Whether the ruffians knew it or not, their actions had a legal basis. Days earlier, Missouri Gov. Lilburn Boggs — in his infamous Executive Order 44, known as the “Extermination Order” — directed that Mormons “must be treated as enemies, and must be exterminated or driven from the state.” The message was clear: Mormons had no place in Missouri in 1838.
Events around the world and here at home have prompted a similar question: Do Muslims have a place in 21st century America? In recent months, that political rhetoric has suggested closing borders to all Muslims indefinitely, surveillance against mosques, and creating a database of American Muslims. During his first presidential visit to a U.S. mosque, President Obama last week in Baltimore repeated questions that some Muslim children in America now ask — questions that surely were asked by Mormon children who survived the Hawn’s Mill Massacre: “[A]re we going to be forced out of the country, or, are we going to be rounded up? Why do people treat us like that?”
As we continue to think about how best to handle our religious differences, we do well to remember an important lesson about religious freedom. It is a lesson that the Becket Fund for Religious Liberty’s founder Seamus Hasson has taught: “If anyone in America doesn’t have religious liberty, no one in America has religious liberty. There is no point in sitting around hoping the bear eats you last.”
President Obama apparently agrees: “We have to understand an attack on one faith is an attack on all our faiths” and “as Americans, we have to stay true to our core values freedom of religion for all faiths” and “together, we’ve got to show that America truly protects all faiths.” Putting those words into practice means protecting the religious exercise of Catholics, Mormons, Evangelicals, Jews, Native Americans, Sikhs, Muslims and people of all faiths. At the National Prayer Breakfast a day after his mosque visit, the president recognized that free exercise is broader than simply the right to worship, which has been a sticking point with his administration: “[J]ust as we call on other countries to respect the rights of religious minorities, we too respect the right of every single American to practice their faith freely.”

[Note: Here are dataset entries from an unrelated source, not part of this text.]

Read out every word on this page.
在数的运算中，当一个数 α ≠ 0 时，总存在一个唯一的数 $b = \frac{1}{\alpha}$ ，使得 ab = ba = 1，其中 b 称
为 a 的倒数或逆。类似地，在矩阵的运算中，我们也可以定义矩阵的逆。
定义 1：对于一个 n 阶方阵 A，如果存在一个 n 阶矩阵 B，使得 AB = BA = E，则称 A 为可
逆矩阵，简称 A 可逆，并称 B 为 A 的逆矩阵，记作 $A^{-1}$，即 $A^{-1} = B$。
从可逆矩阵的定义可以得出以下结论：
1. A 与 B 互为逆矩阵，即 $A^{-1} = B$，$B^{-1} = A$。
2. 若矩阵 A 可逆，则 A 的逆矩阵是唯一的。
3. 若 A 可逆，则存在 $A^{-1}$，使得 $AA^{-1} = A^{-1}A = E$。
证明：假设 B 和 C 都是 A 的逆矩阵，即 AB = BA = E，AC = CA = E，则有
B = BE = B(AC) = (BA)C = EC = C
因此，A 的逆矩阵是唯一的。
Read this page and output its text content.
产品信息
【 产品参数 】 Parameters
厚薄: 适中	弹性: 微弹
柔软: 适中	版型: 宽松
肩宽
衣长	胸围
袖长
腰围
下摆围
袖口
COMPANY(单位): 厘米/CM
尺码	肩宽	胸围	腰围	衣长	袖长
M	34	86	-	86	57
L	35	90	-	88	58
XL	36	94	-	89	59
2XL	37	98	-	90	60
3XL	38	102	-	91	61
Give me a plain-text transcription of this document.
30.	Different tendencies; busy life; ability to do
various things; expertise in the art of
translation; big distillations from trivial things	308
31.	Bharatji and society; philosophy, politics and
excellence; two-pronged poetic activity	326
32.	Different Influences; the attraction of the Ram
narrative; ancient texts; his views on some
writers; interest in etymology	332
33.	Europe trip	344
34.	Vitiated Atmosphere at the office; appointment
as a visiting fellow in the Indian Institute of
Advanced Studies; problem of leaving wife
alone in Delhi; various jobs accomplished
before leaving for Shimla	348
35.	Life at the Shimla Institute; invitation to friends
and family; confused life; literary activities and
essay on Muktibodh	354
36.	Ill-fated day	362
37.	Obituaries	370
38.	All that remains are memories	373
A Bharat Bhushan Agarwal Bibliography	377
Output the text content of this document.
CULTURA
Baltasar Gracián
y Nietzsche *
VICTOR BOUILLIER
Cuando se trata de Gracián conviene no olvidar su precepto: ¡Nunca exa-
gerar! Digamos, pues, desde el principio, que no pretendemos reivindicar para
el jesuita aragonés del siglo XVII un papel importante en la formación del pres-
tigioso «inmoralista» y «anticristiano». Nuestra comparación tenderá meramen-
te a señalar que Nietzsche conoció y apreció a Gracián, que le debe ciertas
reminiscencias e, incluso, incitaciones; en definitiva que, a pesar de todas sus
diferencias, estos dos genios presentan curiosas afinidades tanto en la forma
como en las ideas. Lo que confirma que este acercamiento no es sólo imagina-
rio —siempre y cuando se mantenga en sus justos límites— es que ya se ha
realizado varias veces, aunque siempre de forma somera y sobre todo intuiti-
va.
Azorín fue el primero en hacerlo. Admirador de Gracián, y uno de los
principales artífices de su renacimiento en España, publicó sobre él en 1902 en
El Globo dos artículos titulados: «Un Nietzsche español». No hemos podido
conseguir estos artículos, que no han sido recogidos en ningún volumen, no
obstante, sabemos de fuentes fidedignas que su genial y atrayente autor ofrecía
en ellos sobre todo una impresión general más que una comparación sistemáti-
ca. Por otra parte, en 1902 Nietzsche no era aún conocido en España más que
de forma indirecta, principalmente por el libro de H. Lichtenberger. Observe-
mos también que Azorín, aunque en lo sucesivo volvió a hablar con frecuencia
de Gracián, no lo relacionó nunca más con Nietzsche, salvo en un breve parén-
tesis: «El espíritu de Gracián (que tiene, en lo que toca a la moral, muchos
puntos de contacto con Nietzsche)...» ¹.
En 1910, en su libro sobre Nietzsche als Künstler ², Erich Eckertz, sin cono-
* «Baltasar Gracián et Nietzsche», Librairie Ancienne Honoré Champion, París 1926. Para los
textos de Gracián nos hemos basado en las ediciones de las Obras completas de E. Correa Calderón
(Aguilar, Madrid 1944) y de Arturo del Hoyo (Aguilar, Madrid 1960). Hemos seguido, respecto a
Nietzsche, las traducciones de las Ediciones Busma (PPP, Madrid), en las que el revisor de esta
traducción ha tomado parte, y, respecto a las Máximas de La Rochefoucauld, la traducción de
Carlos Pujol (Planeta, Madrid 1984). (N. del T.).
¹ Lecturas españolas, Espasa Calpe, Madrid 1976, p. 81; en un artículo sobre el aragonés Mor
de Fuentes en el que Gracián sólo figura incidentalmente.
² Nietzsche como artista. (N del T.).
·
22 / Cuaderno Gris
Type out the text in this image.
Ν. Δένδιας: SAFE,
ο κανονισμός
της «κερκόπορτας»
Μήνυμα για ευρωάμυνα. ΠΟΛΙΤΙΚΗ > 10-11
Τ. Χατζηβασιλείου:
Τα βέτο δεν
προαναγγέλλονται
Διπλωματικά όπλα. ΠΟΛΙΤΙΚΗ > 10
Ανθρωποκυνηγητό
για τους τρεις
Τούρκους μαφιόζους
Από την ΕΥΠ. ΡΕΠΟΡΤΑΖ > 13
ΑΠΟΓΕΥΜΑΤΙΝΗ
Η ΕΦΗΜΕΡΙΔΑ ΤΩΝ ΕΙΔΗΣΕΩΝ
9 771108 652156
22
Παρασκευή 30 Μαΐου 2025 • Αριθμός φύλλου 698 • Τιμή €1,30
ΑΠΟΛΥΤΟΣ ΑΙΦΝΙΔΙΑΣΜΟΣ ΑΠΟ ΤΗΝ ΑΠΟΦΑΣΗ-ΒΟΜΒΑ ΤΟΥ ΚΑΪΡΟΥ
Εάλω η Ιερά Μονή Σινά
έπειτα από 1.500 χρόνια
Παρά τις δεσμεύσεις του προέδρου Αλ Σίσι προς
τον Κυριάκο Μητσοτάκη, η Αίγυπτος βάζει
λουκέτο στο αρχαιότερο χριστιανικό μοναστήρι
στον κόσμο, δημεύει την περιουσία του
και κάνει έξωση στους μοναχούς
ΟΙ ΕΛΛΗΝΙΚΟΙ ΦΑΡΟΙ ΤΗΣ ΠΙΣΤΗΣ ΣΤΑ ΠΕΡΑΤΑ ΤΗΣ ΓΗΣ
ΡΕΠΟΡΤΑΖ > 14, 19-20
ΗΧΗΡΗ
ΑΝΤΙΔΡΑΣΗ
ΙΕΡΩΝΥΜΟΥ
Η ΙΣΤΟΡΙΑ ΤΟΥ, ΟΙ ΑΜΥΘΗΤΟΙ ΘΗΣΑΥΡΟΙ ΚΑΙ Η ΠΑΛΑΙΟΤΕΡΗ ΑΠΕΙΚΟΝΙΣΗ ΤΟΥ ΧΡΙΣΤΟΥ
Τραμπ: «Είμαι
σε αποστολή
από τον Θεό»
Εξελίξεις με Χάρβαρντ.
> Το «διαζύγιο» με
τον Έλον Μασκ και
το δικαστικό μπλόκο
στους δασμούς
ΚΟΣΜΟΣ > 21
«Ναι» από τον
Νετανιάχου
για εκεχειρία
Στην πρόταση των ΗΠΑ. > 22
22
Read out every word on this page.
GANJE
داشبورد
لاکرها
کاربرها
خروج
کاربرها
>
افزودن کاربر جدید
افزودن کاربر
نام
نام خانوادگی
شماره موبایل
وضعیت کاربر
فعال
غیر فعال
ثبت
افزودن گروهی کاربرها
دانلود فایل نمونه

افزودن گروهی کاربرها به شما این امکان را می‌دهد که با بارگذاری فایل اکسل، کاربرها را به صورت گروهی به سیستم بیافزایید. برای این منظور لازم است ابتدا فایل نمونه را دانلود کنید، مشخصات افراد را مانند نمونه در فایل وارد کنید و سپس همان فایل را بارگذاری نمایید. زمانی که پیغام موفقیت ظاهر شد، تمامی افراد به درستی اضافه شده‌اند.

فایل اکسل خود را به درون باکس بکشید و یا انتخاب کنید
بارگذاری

As an American mother of four and a religious freedom advocate, I was raised on stories of what my Mormon ancestors endured, sometimes lawfully. Repeatedly during my people’s early history, we fled vicious persecution — from New York to Ohio to Missouri to Illinois to Nebraska — and eventually found peaceful settlement in the Great Salt Lake Valley. To leave this persecution behind, my own third great-grandmother drove an oxen team right out of the United States, across the Great Plains. She reached the Salt Lake Valley on Sept. 28, 1847, and recorded in her journal: “My soul was filled with thankfulness to God for bringing us to a place of rest and safety — a home.” For over four centuries, America’s promise has been a place of rest and safety for people of all faiths from anywhere.
Hannah C. Smith twice clerked at the United States Supreme Court and is a member of the Deseret News Editorial Advisory Board. She is senior counsel at The Becket Fund for Religious Liberty, a public interest law firm that defends religious liberty for people of all faiths. Follow Hannah on Twitter @hclaysonsmith. The views expressed here are her own.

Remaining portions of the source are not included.